Accusing.
POTUS is back on the attack-the-GOP trail -- looking again for a way to rally the retreating Democratic members of Congress who flee in panic and despair from the polls and the economy. Last week, you will recall, POTUS accused the Republicans of "making a stand on the backs of the little guy...." -- a familiar trope, something to do with spending another $33 billion on extended unemployment checks without offsetting the costs with cuts in the budget. Now POTUS chooses to make his weekly partisan attack while standing in front of a GM car in Detroit. This time he accuses the Republicans in the Senate again: "I'm calling on Republican leaders in the Senate to stop holding American small business hostage to politics...We can't afford the do nothing and partisan maneuvering..." What is choice about the POTUS rhetoric is that during his brief tenure in the Senate, he was a worthy partisan in joining slow-downs, and foot-dragging, and "partisan maneuvering." Also, who is the audience for this palaver? The Senate? Nah. The media? Nah. The Republican voters, the independent voters? Nah, nah. The audience is the Democratic Left, the part of it that listens.
POTUS the Bantamweight.
The peculiar coda in the POTUS attack palaver serves as a warning to future princes when in distress.

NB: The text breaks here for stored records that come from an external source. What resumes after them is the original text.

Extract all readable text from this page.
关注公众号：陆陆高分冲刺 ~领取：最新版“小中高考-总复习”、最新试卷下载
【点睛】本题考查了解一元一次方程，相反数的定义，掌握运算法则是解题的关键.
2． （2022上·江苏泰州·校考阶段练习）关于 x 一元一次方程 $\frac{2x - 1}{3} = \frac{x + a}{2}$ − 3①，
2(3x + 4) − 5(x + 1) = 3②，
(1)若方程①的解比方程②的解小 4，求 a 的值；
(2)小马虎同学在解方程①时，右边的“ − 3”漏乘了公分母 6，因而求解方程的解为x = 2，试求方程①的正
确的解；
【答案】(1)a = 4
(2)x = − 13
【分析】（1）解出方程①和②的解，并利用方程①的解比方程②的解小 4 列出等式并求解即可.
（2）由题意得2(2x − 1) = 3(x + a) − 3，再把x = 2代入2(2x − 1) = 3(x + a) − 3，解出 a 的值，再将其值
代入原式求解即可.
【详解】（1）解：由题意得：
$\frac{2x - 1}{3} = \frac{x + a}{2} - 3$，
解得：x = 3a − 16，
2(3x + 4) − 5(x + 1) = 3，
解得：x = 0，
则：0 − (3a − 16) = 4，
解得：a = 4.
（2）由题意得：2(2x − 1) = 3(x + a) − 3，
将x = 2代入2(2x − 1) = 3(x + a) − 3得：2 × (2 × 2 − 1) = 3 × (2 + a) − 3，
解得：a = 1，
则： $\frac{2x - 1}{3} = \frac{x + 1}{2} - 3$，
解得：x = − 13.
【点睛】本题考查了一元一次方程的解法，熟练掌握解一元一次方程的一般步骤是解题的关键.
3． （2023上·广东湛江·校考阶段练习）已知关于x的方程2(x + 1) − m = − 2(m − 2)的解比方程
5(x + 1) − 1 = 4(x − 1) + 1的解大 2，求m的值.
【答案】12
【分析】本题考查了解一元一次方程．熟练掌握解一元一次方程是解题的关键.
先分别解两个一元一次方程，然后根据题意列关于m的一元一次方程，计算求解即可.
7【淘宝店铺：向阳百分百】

Avoid the negative cliche. "I know that times are tough... We'll make it through again..." POTUS knows what? "Times are tough?" Does he mean the four straight quarters of growth he boasts of? What about the soaring 2.4% annualized growth? Or the stabilizing 9% jobless? Who is "we?" "Make it" where? Is this a pep talk? On the basis of his observations? His experience? His political acumen? POTUS risks sounding bantamweight. If this were an astrologer's lair, we could look at the stars for the moment. Does POTUS doubt himself? Is the prince weakened? Why did we listen then, since we do not much listen now? What do the stars say? Why is POTUS without adequate weight? The View? Anna Wintour's home to flirt with fashionistas? Trite, fleeting, mayflies in the July wind?